Strange Radio Signal From Space Still a Mystery 40 Years Later: Alien Communication?

On Aug. 15, 1977, a 72-second radio signal from space stirred up the Search for Extra-Terrestrial Intelligence (SETI). It is exactly the kind of signal we would expect from aliens.
Strange Radio Signal From Space Still a Mystery 40 Years Later: Alien Communication?
A printout of a radio signal from space detected on Aug. 15, 1977. It became known as the "Wow!" signal after astronomer Jerry Ehman wrote that exclamation next to it, expressing his shock at the unusual find. (Ohio State University Radio Observatory and the North American AstroPhysical Observatory)
Tara MacIsaac
8/16/2014
Updated:
8/16/2014

On Aug. 15, 1977, a 72-second radio signal from space stirred up the Search for Extra-Terrestrial Intelligence (SETI). Astronomer Jerry Ehman viewed the signal on a computer printout and wrote the word “Wow!” on the sheet, giving the signal the moniker it has today. The signal came from the Sagittarius constellation near the center of the galaxy.

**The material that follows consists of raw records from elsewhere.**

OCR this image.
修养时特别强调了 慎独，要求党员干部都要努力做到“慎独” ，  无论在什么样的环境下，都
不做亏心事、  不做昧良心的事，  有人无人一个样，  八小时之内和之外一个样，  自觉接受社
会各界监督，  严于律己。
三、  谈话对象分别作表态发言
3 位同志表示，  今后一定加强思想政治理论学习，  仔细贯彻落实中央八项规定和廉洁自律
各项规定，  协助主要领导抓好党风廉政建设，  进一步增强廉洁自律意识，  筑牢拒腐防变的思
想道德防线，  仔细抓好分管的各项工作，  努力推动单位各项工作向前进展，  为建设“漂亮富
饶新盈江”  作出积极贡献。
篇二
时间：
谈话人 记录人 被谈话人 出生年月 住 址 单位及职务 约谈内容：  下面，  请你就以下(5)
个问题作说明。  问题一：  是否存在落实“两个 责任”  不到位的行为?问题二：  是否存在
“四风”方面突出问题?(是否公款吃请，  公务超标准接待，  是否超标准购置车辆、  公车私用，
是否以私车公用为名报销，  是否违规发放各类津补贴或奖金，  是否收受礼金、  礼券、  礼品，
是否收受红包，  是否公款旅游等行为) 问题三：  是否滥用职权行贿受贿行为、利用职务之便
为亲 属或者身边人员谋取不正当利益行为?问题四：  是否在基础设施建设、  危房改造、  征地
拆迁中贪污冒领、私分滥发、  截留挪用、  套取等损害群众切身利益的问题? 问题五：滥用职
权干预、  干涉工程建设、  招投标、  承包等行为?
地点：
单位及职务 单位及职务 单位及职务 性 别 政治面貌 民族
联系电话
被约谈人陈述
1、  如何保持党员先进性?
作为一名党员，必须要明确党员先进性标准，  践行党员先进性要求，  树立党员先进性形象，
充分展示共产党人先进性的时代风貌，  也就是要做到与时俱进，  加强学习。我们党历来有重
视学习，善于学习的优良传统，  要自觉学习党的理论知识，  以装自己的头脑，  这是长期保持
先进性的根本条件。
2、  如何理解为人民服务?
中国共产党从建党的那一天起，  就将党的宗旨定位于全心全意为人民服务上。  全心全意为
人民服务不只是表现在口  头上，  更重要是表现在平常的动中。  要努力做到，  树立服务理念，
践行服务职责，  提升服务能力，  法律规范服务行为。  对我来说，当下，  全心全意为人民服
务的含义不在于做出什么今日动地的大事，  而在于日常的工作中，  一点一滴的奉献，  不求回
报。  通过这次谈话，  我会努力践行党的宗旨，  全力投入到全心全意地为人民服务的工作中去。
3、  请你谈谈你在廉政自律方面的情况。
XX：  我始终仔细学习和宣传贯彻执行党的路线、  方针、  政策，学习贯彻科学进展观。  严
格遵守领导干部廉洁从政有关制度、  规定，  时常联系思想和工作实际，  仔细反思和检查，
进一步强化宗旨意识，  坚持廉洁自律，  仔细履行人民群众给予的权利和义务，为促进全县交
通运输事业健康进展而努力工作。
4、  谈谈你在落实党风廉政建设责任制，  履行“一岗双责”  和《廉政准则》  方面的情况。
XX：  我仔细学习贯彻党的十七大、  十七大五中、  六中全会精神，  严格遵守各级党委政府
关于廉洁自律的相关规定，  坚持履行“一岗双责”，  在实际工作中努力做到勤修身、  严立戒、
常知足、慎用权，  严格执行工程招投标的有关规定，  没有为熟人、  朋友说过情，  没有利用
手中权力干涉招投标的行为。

Ehman recalled in an interview with Cleveland’s The Plain Dealer: “It was the most significant thing we had seen.” 

The signal, which appeared as the six characters 6EQUJ5, did not have any apparent meaning. It was received by Ohio State University’s Big Ear radio observatory. It caused much excitement, but a similar transmission has not been discovered since, leading many to lose hope that it was an attempt by extraterrestrials to make contact. But it remains a mystery 37 years later, leaving the tantalizing uncertainty—a thread to draw the imagination up into space and onto other worlds inhabited by intelligent life. 

Wow! Signal
The Wow! signal showed a spike in the normal radio waves received from outer space and lasted 72 seconds, which was extremely unusual. (Wikimedia Commons)

The Big Ear was used, starting in 1965, to survey celestial radio sources. Objects in the cosmos, such as pulsars, quasars, and certain nebulas, emit large amounts of radio waves. In the 1970s, it’s focus shifted and it became the first device to constantly survey radio waves from space in search of extraterrestrial communication. Though radio waves are emitted by many objects in space, the Wow! signal was very unusual—in exactly the ways we'd expect a message from aliens to be unusual.

It was resonating at 1420 MHz, on the hydrogen line. “Hydrogen line” refers to a frequency that is said to be the most likely for communication from intelligent extraterrestrial life. In 1959 Philip Morrison at Cornell University and Frank Drake at the National Radio Astronomy Observatory independently recognized this likelihood, explains the SETI website.

“They reasoned that more advanced civilizations would reason that young civilizations (like ours) might already be listening there,” according to SETI.

The hydrogen line is named as such because it is the frequency of the waves emitted by neutral hydrogen atoms. The International Telecommunications Union protects this frequency to avoid “noise” on it from earthly sources. Astronomers have used it in their studies for such purposes as making maps based on emissions from hydrogen atoms in space.

The Wow! signal’s strength and shifts in intensity along the hydrogen line make it a likely candidate for extraterrestrial communication.

Brian Dunning said on Skeptoid: “If we ever do receive a deliberate alien transmission, Wow! was exactly what we'd hope and expect to find.”